CHEWY AUTUMN HARVEST OATMEAL COOKIES
These naturally chewy oatmeal cookies are a standard in many bakers' repertoires. Sprinkling them with Autumn seeds adds the delicious crunch of sunflower, pumpkin and flaxseeds along with sweet, chewy raisins and cranberry halves.
Prep time: 0 min
Cook time: 20 min
Total time: 20 min
Makes about 4 dozen cookies
2 Cups Granulated Brown Sugar, packed
1/2 Cup Shortening
1/2 Cup Butter (1 Stick)
1 Teaspoon Vanilla Extract
1/3 Cup Milk
4 Cups Quick-Cooking Oats
1 3/4 Cups All-Purpose Flour
1 Teaspoon Baking Soda
1/4 Teaspoon Kosher Sea Salt Flakes
1 Cup Autumn Harvest Salad Topper (Seed BLend)
Preheat oven to 375°F.
Beat brown sugar, shortening and butter with electric mixer on medium-high speed until creamy. Add vanilla, and the egg, one at a time, alternating with milk, and beat until incorporated.
Stir in oats, flour, baking soda, and salt. Stir in additional flour 1 tablespoon at a time if needed to form soft dough.

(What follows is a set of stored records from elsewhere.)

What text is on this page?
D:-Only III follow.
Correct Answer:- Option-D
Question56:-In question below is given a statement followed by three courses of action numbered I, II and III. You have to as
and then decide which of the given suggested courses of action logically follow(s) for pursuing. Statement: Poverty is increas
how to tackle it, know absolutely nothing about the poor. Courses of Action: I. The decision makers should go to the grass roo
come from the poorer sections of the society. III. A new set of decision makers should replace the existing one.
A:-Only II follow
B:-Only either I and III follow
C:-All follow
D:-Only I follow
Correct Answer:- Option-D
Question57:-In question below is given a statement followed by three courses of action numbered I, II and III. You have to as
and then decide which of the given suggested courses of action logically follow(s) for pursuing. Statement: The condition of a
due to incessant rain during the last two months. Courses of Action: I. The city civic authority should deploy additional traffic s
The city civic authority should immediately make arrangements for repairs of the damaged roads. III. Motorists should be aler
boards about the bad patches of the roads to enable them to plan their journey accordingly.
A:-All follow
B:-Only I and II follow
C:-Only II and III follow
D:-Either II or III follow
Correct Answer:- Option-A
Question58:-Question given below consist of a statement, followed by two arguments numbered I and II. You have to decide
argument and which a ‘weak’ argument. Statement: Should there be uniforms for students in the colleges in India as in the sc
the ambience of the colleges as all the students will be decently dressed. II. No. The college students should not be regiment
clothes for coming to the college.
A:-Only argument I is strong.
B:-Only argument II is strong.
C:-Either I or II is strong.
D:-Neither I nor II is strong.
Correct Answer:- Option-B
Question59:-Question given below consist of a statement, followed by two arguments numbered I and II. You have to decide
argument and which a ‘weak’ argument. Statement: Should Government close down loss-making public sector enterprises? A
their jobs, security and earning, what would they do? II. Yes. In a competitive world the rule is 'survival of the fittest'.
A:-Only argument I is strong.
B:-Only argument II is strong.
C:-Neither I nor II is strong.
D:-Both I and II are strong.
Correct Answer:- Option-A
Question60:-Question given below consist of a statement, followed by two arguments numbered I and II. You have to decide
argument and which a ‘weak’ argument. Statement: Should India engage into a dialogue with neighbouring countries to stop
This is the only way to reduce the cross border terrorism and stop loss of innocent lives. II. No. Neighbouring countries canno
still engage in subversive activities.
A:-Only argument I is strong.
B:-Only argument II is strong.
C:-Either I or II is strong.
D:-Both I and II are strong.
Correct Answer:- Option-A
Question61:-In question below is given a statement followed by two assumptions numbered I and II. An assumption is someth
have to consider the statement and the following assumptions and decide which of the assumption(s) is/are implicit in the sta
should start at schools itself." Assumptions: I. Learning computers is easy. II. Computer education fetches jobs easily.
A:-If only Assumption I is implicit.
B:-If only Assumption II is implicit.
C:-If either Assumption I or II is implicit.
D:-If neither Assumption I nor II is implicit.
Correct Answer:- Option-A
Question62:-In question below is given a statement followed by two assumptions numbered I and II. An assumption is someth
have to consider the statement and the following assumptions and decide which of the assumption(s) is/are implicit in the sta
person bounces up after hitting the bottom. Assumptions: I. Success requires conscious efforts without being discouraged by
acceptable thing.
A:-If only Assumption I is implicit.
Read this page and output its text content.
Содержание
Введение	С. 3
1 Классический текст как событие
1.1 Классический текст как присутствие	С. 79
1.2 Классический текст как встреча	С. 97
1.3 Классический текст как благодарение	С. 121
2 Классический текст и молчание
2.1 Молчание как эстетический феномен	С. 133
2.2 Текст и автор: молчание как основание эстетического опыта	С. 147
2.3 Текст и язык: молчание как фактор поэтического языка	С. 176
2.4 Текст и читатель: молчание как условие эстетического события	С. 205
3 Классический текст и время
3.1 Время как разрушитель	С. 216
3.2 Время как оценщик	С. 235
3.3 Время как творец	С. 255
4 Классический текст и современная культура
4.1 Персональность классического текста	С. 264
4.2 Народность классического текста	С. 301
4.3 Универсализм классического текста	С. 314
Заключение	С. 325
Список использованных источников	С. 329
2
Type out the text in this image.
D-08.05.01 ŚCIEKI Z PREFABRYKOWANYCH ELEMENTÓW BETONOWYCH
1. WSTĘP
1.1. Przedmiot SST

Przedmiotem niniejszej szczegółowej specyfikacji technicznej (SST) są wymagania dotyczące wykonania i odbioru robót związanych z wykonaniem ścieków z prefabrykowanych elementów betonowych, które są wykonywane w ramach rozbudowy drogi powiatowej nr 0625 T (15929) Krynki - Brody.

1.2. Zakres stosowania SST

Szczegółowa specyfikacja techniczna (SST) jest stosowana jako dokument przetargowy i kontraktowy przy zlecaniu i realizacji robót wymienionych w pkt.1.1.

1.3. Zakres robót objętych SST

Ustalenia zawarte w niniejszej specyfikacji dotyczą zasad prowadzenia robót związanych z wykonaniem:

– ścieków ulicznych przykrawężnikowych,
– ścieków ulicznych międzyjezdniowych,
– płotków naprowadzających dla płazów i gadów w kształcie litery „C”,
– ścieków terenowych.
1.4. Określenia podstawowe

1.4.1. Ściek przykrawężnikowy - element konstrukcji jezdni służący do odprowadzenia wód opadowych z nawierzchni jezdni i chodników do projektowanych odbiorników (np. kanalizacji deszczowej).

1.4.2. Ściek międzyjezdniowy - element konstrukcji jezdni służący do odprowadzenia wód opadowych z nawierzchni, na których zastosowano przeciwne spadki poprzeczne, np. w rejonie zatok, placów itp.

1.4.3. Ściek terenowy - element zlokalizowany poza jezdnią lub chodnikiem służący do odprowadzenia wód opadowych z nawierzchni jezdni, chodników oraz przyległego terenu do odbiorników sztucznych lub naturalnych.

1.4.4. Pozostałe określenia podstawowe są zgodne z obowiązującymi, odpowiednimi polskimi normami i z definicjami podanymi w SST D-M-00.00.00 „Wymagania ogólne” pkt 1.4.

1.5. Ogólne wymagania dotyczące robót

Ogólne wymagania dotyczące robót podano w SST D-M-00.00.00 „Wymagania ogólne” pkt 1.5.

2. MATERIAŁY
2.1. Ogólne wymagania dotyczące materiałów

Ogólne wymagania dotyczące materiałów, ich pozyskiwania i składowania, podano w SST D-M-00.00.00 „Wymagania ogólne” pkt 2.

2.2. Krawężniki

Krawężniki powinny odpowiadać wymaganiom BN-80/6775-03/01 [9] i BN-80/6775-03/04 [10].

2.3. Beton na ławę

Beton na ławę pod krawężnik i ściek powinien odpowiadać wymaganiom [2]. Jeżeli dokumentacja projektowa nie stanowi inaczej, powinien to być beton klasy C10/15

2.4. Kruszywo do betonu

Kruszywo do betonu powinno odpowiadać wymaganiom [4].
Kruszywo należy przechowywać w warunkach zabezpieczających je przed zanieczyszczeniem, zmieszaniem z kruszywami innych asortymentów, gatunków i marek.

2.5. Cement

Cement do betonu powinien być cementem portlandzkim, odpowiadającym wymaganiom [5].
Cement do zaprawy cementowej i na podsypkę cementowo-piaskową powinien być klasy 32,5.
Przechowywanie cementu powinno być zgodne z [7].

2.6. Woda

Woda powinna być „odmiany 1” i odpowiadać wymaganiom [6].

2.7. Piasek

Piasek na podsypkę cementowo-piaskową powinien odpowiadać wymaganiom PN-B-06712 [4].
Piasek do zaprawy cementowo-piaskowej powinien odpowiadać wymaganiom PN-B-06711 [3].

Drop heaping tablespoonfuls of dough 2 inches apart onto ungreased baking sheets. Sprinkle scant 1 teaspoon Autumn Harvest Salad Topper on each cookie, pressing it gently into surface of cookie. Bake in preheated oven until cookies are lightly golden brown, 8 to 10 minutes.
Cool on baking sheet 1 minute, then transfer to wire racks and cool completely.